Apache2 module parsing


(Raman Gupta) #1

I have a Kubernetes pod annotated with hint co.elastic.logs/module: apache2. I have a source log that looks like this:

::ffff:10.5.1.62 - - [05/Nov/2018:15:39:18 +0000] "GET /config HTTP/1.1" 304 - "https://myserver.com/" "Mozilla/5.0 (X11; Linux x86_64) AppleWebKit/537.36 (KHTML, like Gecko) Chrome/70.0.3538.67 Safari/537.36"

and the output from Filebeat 6.4.2 in Kibana is showing in field error.message:

Provided Grok expressions do not match field value: [::ffff:10.5.1.62 - - [05/Nov/2018:15:39:18 +0000] \"GET /config HTTP/1.1\" 304 - \"https://myserver.com/\" \"Mozilla/5.0 (X11; Linux x86_64) AppleWebKit/537.36 (KHTML, like Gecko) Chrome/70.0.3538.67 Safari/537.36\"]

Oddly, if I use the grok expression I found in the Filebeat source here https://github.com/elastic/beats/blob/v6.4.2/filebeat/module/apache2/access/ingest/default.json, I don't see any particular reason why this expression does not parse.

It does in fact parse just fine using the Grok debugger in Kibana, and the expression from the json above (with the value unescaped):

Any ideas where to look next?

BTW, Kibana is showing stdout for the stream.


(Noémi Ványi) #2

I have tried to reproduce your problem, but I failed. Are you sure that the pipeline on the Ingest node is the same as the one in Filebeat source?


(Raman Gupta) #4

@kvch I've checked using the _ingest/pipeline endpoint and it looks like it is:

    "filebeat-6.4.2-apache2-access-default": {
        "description": "Pipeline for parsing Apache2 access logs.
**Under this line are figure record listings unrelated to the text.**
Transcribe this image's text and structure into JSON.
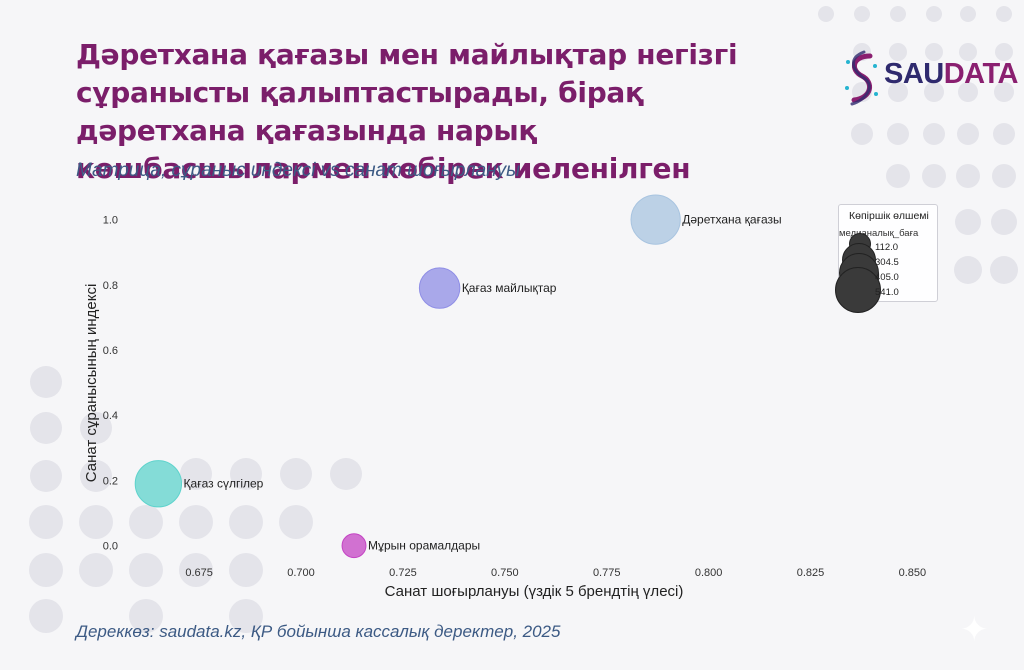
{
  "header": {
    "title": "Дәретхана қағазы мен майлықтар негізгі сұранысты қалыптастырады, бірақ дәретхана қағазында нарық көшбасшылармен көбірек иеленілген",
    "subtitle": "Матрица, сұраныс индексі vs санат шоғырлануы"
  },
  "footer": {
    "source": "Дереккөз: saudata.kz, ҚР бойынша кассалық деректер, 2025"
  },
  "logo": {
    "part1": "SAU",
    "part2": "DATA",
    "colors": [
      "#2f2a6e",
      "#8a1f70"
    ]
  },
  "chart_data": {
    "type": "scatter",
    "xlabel": "Санат шоғырлануы (үздік 5 брендтің үлесі)",
    "ylabel": "Санат сұранысының индексі",
    "xlim": [
      0.66,
      0.858
    ],
    "ylim": [
      -0.05,
      1.06
    ],
    "xticks": [
      "0.675",
      "0.700",
      "0.725",
      "0.750",
      "0.775",
      "0.800",
      "0.825",
      "0.850"
    ],
    "yticks": [
      "0.0",
      "0.2",
      "0.4",
      "0.6",
      "0.8",
      "1.0"
    ],
    "grid": false,
    "points": [
      {
        "label": "Дәретхана қағазы",
        "x": 0.787,
        "y": 1.0,
        "size": 475,
        "color": "#a8c4e0"
      },
      {
        "label": "Қағаз майлықтар",
        "x": 0.734,
        "y": 0.79,
        "size": 320,
        "color": "#8f8ee6"
      },
      {
        "label": "Қағаз сүлгілер",
        "x": 0.665,
        "y": 0.19,
        "size": 420,
        "color": "#5ed3cc"
      },
      {
        "label": "Мұрын орамалдары",
        "x": 0.713,
        "y": 0.0,
        "size": 112,
        "color": "#c444c4"
      }
    ],
    "legend": {
      "title": "Көпіршік өлшемі",
      "subtitle": "медианалық_баға",
      "position": "top-right",
      "entries": [
        "112.0",
        "304.5",
        "405.0",
        "541.0"
      ]
    }
  }
}
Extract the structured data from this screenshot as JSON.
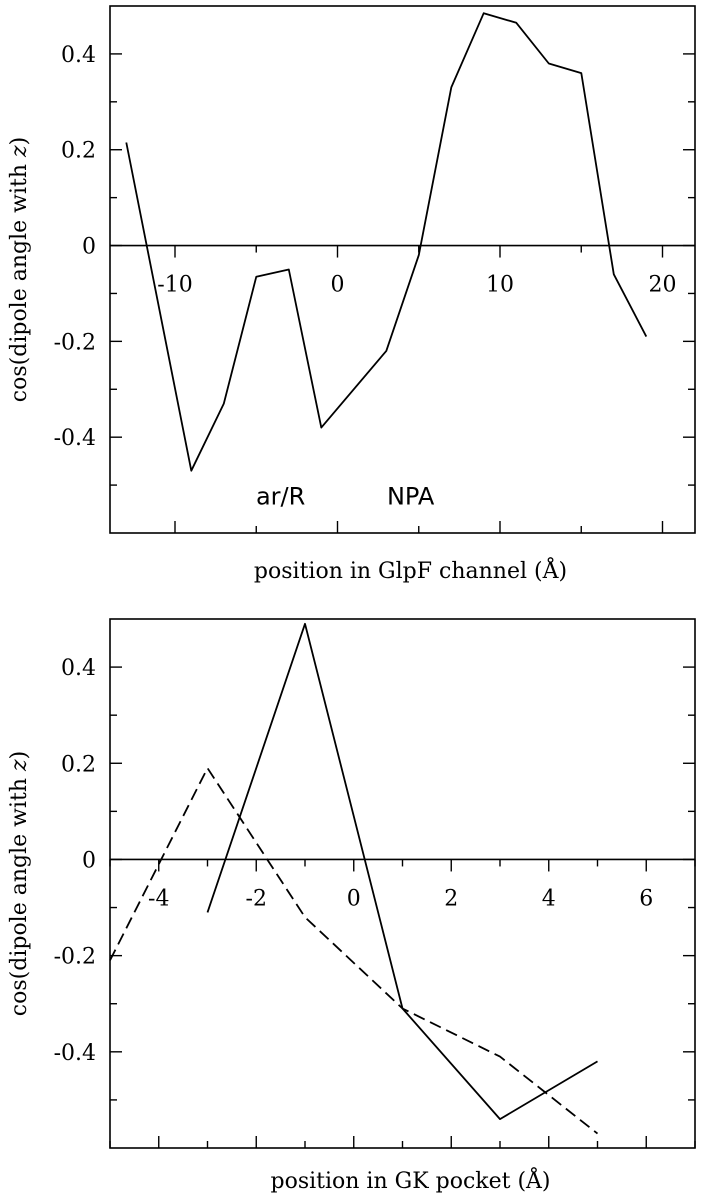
{
  "chart_data": [
    {
      "type": "line",
      "xlabel": "position in GlpF channel (Å)",
      "ylabel_prefix": "cos(dipole angle with ",
      "ylabel_var": "z",
      "ylabel_suffix": ")",
      "xlim": [
        -14,
        22
      ],
      "ylim": [
        -0.6,
        0.5
      ],
      "x_ticks": [
        -10,
        0,
        10,
        20
      ],
      "x_tick_labels": [
        "-10",
        "0",
        "10",
        "20"
      ],
      "y_ticks": [
        -0.4,
        -0.2,
        0,
        0.2,
        0.4
      ],
      "y_tick_labels": [
        "-0.4",
        "-0.2",
        "0",
        "0.2",
        "0.4"
      ],
      "grid": false,
      "annotations": [
        {
          "text": "ar/R",
          "x": -3.5,
          "y": -0.54
        },
        {
          "text": "NPA",
          "x": 4.5,
          "y": -0.54
        }
      ],
      "series": [
        {
          "style": "solid",
          "x": [
            -13,
            -9,
            -7,
            -5,
            -3,
            -1,
            3,
            5,
            7,
            9,
            11,
            13,
            15,
            17,
            19
          ],
          "y": [
            0.215,
            -0.47,
            -0.33,
            -0.065,
            -0.05,
            -0.38,
            -0.22,
            -0.02,
            0.33,
            0.485,
            0.465,
            0.38,
            0.36,
            -0.06,
            -0.19
          ]
        }
      ]
    },
    {
      "type": "line",
      "xlabel": "position in GK pocket (Å)",
      "ylabel_prefix": "cos(dipole angle with ",
      "ylabel_var": "z",
      "ylabel_suffix": ")",
      "xlim": [
        -5,
        7
      ],
      "ylim": [
        -0.6,
        0.5
      ],
      "x_ticks": [
        -4,
        -2,
        0,
        2,
        4,
        6
      ],
      "x_tick_labels": [
        "-4",
        "-2",
        "0",
        "2",
        "4",
        "6"
      ],
      "y_ticks": [
        -0.4,
        -0.2,
        0,
        0.2,
        0.4
      ],
      "y_tick_labels": [
        "-0.4",
        "-0.2",
        "0",
        "0.2",
        "0.4"
      ],
      "grid": false,
      "series": [
        {
          "style": "solid",
          "x": [
            -3,
            -1,
            1,
            3,
            5
          ],
          "y": [
            -0.11,
            0.49,
            -0.31,
            -0.54,
            -0.42
          ]
        },
        {
          "style": "dashed",
          "x": [
            -5,
            -3,
            -1,
            1,
            3,
            5
          ],
          "y": [
            -0.21,
            0.19,
            -0.12,
            -0.31,
            -0.41,
            -0.57
          ]
        }
      ]
    }
  ]
}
Requires the geoip and user_agent plugins.",
        "on_failure": [
            {
                "set": {
                    "field": "error.message",
                    "value": "{{ _ingest.on_failure_message }}"
                }
            }
        ],
        "processors": [
            {
                "grok": {
                    "field": "message",
                    "ignore_missing": true,
                    "patterns": [
                        "%{IPORHOST:apache2.access.remote_ip} - %{DATA:apache2.access.user_name} \\[%{HTTPDATE:apache2.access.time}\\] \"%{WORD:apache2.access.method} %{DATA:apache2.access.url} HTTP/%{NUMBER:apache2.access.http_version}\" %{NUMBER:apache2.access.response_code} (?:%{NUMBER:apache2.access.body_sent.bytes}|-)( \"%{DATA:apache2.access.referrer}\")?( \"%{DATA:apache2.access.agent}\")?",                                                     
                        "%{IPORHOST:apache2.access.remote_ip} - %{DATA:apache2.access.user_name} \\[%{HTTPDATE:apache2.access.time}\\] \"-\" %{NUMBER:apache2.access.response_code} -"                                             
                    ]                                                                                                                                                                                                              
                }                                                                                                                                                                                                                  
            },                                                                                                                                                                                                                     
            {                                                                                                                                                                                                                      
                "remove": {                                                                                                                                                                                                        
                    "field": "message"                                                                                                                                                                                             
                }                                                                                                                                                                                                                  
            },                                                                                                                                                                                                                     
            {                                                                                                                                                                                                                      
                "rename": {                                                                                                                                                                                                        
                    "field": "@timestamp",                                                                                                                                                                                         
                    "target_field": "read_timestamp"                                                                                                                                                                               
                }                                                                                                                                                                                                                  
            },
            {
                "date": {
                    "field": "apache2.access.time",
                    "formats": [
                        "dd/MMM/YYYY:H:m:s Z"
                    ],
                    "target_field": "@timestamp"
                }
            },
            {
                "remove": {
                    "field": "apache2.access.time"
                }
            },
            {
                "user_agent": {
                    "field": "apache2.access.agent",
                    "ignore_failure": true,
                    "target_field": "apache2.access.user_agent"
                }
            },
            {
                "remove": {
                    "field": "apache2.access.agent",
                    "ignore_failure": true
                }
            },
            {
                "geoip": {
                    "field": "apache2.access.remote_ip",
                    "target_field": "apache2.access.geoip"
                }
            }
        ]
    },

Is it possible the filebeat-6.4.2-apache2-error-pipeline is being used here for some reason instead?


(Raman Gupta) #5

Ok, if I add another annotation to the Kubernetes container:

co.elastic.logs/fileset.stdout: access

then all the log lines are parsed correctly. It is very odd to me that a) some log lines would parse correctly without this annotation and some would not, and that b) this wouldn't be the default.


(system) #6

This topic was automatically closed 28 days after the last reply. New replies are no longer allowed.